Stephen Schwarzman
Blackstone Group CEO Stephen A. Schwarzman speaks at the "Business Backs Education" event at the World Economic Forum in Davos, Switzerland, on Jan. 23, 2015. David Sirota/International Business Times

DAVOS, Switzerland -- Private equity investor Stephen Schwarzmann is generally a believer in the power of money, a trait that has netted him billions of dollars worth of that useful commodity. But when it comes to education, Schwarzman says more money is not necessarily a fix for ailing American public schools.

Speaking Friday at a World Economic Forum event called “Business Backs Education,” the Blackstone Group CEO was asked by International Business Times if he supports raising more money for education through President Barack Obama’s new proposal to increase capital gains taxes or through other proposals to end special “carried interest” tax exemptions for Wall Street financiers.

He declined to answer that question and instead suggested that a focus on resources is misguided.

“In the Catholic schools they spend much less money than the public schools, and they get amazing results. Private schools spend much more money than the public schools and they get remarkable results,” said Schwarzman, who was once rumored to have likened tax increases to Hitler invading Poland.

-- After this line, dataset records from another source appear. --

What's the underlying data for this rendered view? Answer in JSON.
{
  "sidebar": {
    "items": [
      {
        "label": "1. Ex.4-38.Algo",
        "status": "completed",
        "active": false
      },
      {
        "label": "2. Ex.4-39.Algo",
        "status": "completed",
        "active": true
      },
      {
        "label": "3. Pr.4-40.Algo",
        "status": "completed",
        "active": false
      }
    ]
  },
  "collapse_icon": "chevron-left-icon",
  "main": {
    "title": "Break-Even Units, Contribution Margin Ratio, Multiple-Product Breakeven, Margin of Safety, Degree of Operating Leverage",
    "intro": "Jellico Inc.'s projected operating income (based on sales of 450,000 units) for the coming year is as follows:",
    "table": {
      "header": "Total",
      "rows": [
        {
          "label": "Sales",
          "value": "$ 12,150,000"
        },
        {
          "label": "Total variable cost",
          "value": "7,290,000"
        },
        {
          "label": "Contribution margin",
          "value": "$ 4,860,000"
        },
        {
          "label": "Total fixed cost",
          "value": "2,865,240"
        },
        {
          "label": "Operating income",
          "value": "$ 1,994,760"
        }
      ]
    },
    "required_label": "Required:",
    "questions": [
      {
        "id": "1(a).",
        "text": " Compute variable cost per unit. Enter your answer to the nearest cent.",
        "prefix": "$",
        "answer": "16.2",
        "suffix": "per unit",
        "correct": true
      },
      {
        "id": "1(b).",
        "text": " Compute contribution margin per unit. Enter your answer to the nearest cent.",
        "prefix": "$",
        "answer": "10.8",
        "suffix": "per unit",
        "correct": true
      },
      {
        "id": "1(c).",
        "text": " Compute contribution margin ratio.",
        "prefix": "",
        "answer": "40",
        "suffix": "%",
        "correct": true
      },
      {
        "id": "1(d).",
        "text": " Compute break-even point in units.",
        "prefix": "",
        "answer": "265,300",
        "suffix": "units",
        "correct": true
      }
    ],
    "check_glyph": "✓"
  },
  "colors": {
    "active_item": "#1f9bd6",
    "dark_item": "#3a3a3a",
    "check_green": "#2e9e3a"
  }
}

“So as an analyst, this can’t be just about money because you keep having great outcomes regardless of that. And so I would suggest that there are a lot of ways to be successful in education. It's usually good to have more resources of all types, but you can make due with a lot less and have great outcomes in large scale.”

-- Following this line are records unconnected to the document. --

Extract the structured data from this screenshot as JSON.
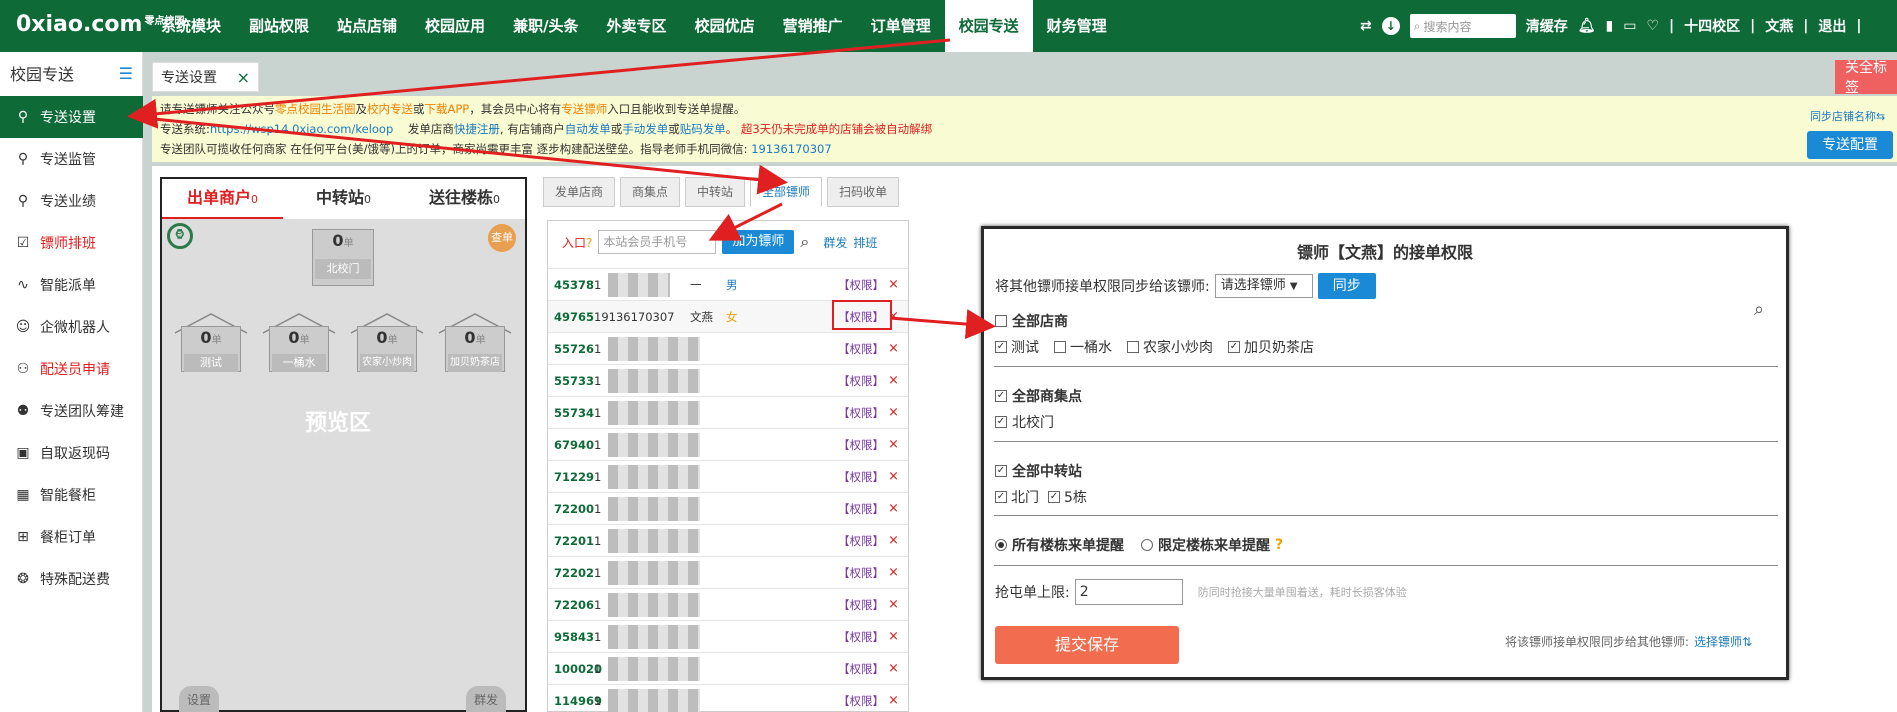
{
  "topbar": {
    "logo": "0xiao.com",
    "logo_small": "零点校园",
    "nav": [
      "系统模块",
      "副站权限",
      "站点店铺",
      "校园应用",
      "兼职/头条",
      "外卖专区",
      "校园优店",
      "营销推广",
      "订单管理",
      "校园专送",
      "财务管理"
    ],
    "active_nav_index": 9,
    "search_placeholder": "搜索内容",
    "clear_cache": "清缓存",
    "campus": "十四校区",
    "user": "文燕",
    "logout": "退出"
  },
  "sidebar": {
    "title": "校园专送",
    "items": [
      {
        "label": "专送设置",
        "icon": "scooter-icon",
        "active": true
      },
      {
        "label": "专送监管",
        "icon": "scooter-icon"
      },
      {
        "label": "专送业绩",
        "icon": "scooter-icon"
      },
      {
        "label": "镖师排班",
        "icon": "schedule-icon",
        "red": true
      },
      {
        "label": "智能派单",
        "icon": "route-icon"
      },
      {
        "label": "企微机器人",
        "icon": "robot-icon"
      },
      {
        "label": "配送员申请",
        "icon": "user-plus-icon",
        "red": true
      },
      {
        "label": "专送团队筹建",
        "icon": "team-icon"
      },
      {
        "label": "自取返现码",
        "icon": "qrcode-icon"
      },
      {
        "label": "智能餐柜",
        "icon": "cabinet-icon"
      },
      {
        "label": "餐柜订单",
        "icon": "grid-icon"
      },
      {
        "label": "特殊配送费",
        "icon": "fee-icon"
      }
    ]
  },
  "tab": {
    "label": "专送设置",
    "close": "×"
  },
  "close_all": "关全标签",
  "notice": {
    "line1_a": "请专送镖师关注公众号",
    "line1_b": "零点校园生活圈",
    "line1_c": "及",
    "line1_d": "校内专送",
    "line1_e": "或",
    "line1_f": "下载APP",
    "line1_g": "，其会员中心将有",
    "line1_h": "专送镖师",
    "line1_i": "入口且能收到专送单提醒。",
    "line2_a": "专送系统:",
    "line2_b": "https://wsp14.0xiao.com/keloop",
    "line2_c": "发单店商",
    "line2_d": "快捷注册",
    "line2_e": ", 有店铺商户",
    "line2_f": "自动发单",
    "line2_g": "或",
    "line2_h": "手动发单",
    "line2_i": "或",
    "line2_j": "贴码发单",
    "line2_k": "。 超3天仍未完成单的店铺会被自动解绑",
    "line3_a": "专送团队可揽收任何商家 在任何平台(美/饿等)上的订单，商家尚需更丰富 逐步构建配送壁垒。指导老师手机同微信:",
    "line3_b": "19136170307",
    "sync_name": "同步店铺名称⇆",
    "config_btn": "专送配置"
  },
  "phone": {
    "tabs": [
      {
        "label": "出单商户",
        "count": "0"
      },
      {
        "label": "中转站",
        "count": "0"
      },
      {
        "label": "送往楼栋",
        "count": "0"
      }
    ],
    "chadan": "查单",
    "top_box": {
      "count": "0",
      "unit": "单",
      "label": "北校门"
    },
    "houses": [
      {
        "count": "0",
        "unit": "单",
        "label": "测试"
      },
      {
        "count": "0",
        "unit": "单",
        "label": "一桶水"
      },
      {
        "count": "0",
        "unit": "单",
        "label": "农家小炒肉"
      },
      {
        "count": "0",
        "unit": "单",
        "label": "加贝奶茶店"
      }
    ],
    "preview": "预览区",
    "btn_left": "设置",
    "btn_right": "群发"
  },
  "subtabs": [
    "发单店商",
    "商集点",
    "中转站",
    "全部镖师",
    "扫码收单"
  ],
  "active_subtab": 3,
  "list": {
    "entry_label": "入口",
    "search_placeholder": "本站会员手机号",
    "add_btn": "加为镖师",
    "group_send": "群发",
    "schedule": "排班",
    "rows": [
      {
        "id": "45378",
        "phone": "1",
        "name": "一",
        "sex": "男"
      },
      {
        "id": "49765",
        "phone": "19136170307",
        "name": "文燕",
        "sex": "女"
      },
      {
        "id": "55726",
        "phone": "1",
        "name": "",
        "sex": ""
      },
      {
        "id": "55733",
        "phone": "1",
        "name": "",
        "sex": ""
      },
      {
        "id": "55734",
        "phone": "1",
        "name": "",
        "sex": ""
      },
      {
        "id": "67940",
        "phone": "1",
        "name": "",
        "sex": ""
      },
      {
        "id": "71229",
        "phone": "1",
        "name": "",
        "sex": ""
      },
      {
        "id": "72200",
        "phone": "1",
        "name": "",
        "sex": ""
      },
      {
        "id": "72201",
        "phone": "1",
        "name": "",
        "sex": ""
      },
      {
        "id": "72202",
        "phone": "1",
        "name": "",
        "sex": ""
      },
      {
        "id": "72206",
        "phone": "1",
        "name": "",
        "sex": ""
      },
      {
        "id": "95843",
        "phone": "1",
        "name": "",
        "sex": ""
      },
      {
        "id": "100020",
        "phone": "1",
        "name": "",
        "sex": ""
      },
      {
        "id": "114969",
        "phone": "1",
        "name": "",
        "sex": ""
      }
    ],
    "perm": "【权限】",
    "del": "×"
  },
  "modal": {
    "title": "镖师【文燕】的接单权限",
    "sync_label": "将其他镖师接单权限同步给该镖师:",
    "sync_select": "请选择镖师",
    "sync_btn": "同步",
    "all_shops": "全部店商",
    "shops": [
      {
        "label": "测试",
        "checked": true
      },
      {
        "label": "一桶水",
        "checked": false
      },
      {
        "label": "农家小炒肉",
        "checked": false
      },
      {
        "label": "加贝奶茶店",
        "checked": true
      }
    ],
    "all_points": "全部商集点",
    "points": [
      {
        "label": "北校门",
        "checked": true
      }
    ],
    "all_transit": "全部中转站",
    "transit": [
      {
        "label": "北门",
        "checked": true
      },
      {
        "label": "5栋",
        "checked": true
      }
    ],
    "radio_all": "所有楼栋来单提醒",
    "radio_limit": "限定楼栋来单提醒",
    "grab_label": "抢屯单上限:",
    "grab_value": "2",
    "grab_hint": "防同时抢接大量单囤着送，耗时长损客体验",
    "submit": "提交保存",
    "footer_text": "将该镖师接单权限同步给其他镖师:",
    "footer_link": "选择镖师⇅"
  },
  "colors": {
    "brand": "#0e6b38",
    "accent_red": "#e02020",
    "link_blue": "#1a7bc0",
    "annotation_arrow": "#e02020"
  }
}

Despite the financial industry arguing that high pay on Wall Street is needed to retain and develop talent, Schwarzman suggested a potential solution for America education challenges could be unpaid labor.

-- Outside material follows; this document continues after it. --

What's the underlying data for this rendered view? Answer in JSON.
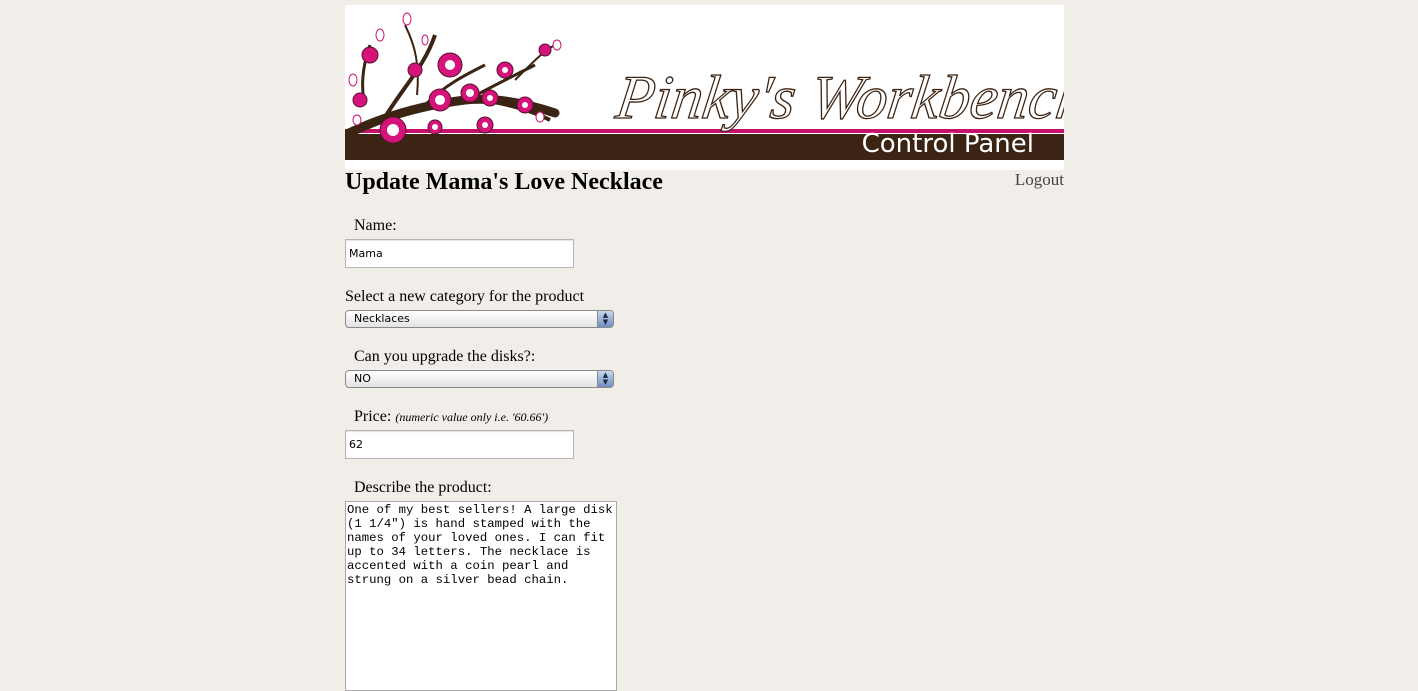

“I’ve always wondered, what you do in a society with people who just retire,” he told conference attendees. “If you could get those people, like a board, [to be an] unpaid workforce, pay them next to nothing or nothing, and have them go into the school system to be mentors to kids, and be an example of a certain type of success that you would get dramatically different outcomes. If you can get unemployed people that cost nothing, that can have this dramatic difference, that costs nothing. I love things that cost nothing that have great results. Imagine if you laid on technology and other types of things, you could really set the world on fire with this type of stuff.”

Schwarzman touted Ohio Gov. John Kasich’s efforts to let religious groups run unpaid student mentorship programs in public schools. Kasich has moved to make extra education funding contingent on schools supporting those programs, a move the American Civil Liberties Union says might be unconstitutional.

Schwarzman's views run counter to those of other analysts. A study released by the National Bureau of Economic Research this month suggested otherwise, showing a strong link between education funding and education and economic outcomes. Based on almost five decades of data, the researchers found a 10 percent increase in per-student spending leads to more completed years of education, higher wages and a reduction in the incidence of adult poverty. Those results, concluded the study, are even “more pronounced for children from low-income families.”

Schwarzman's firm recently touted its investment in an expanding private education company. Yet, more than a third of Blackstone’s entire investment pool is comprised of money from public pension plans -- that is, the retirement money of government employees like public school teachers.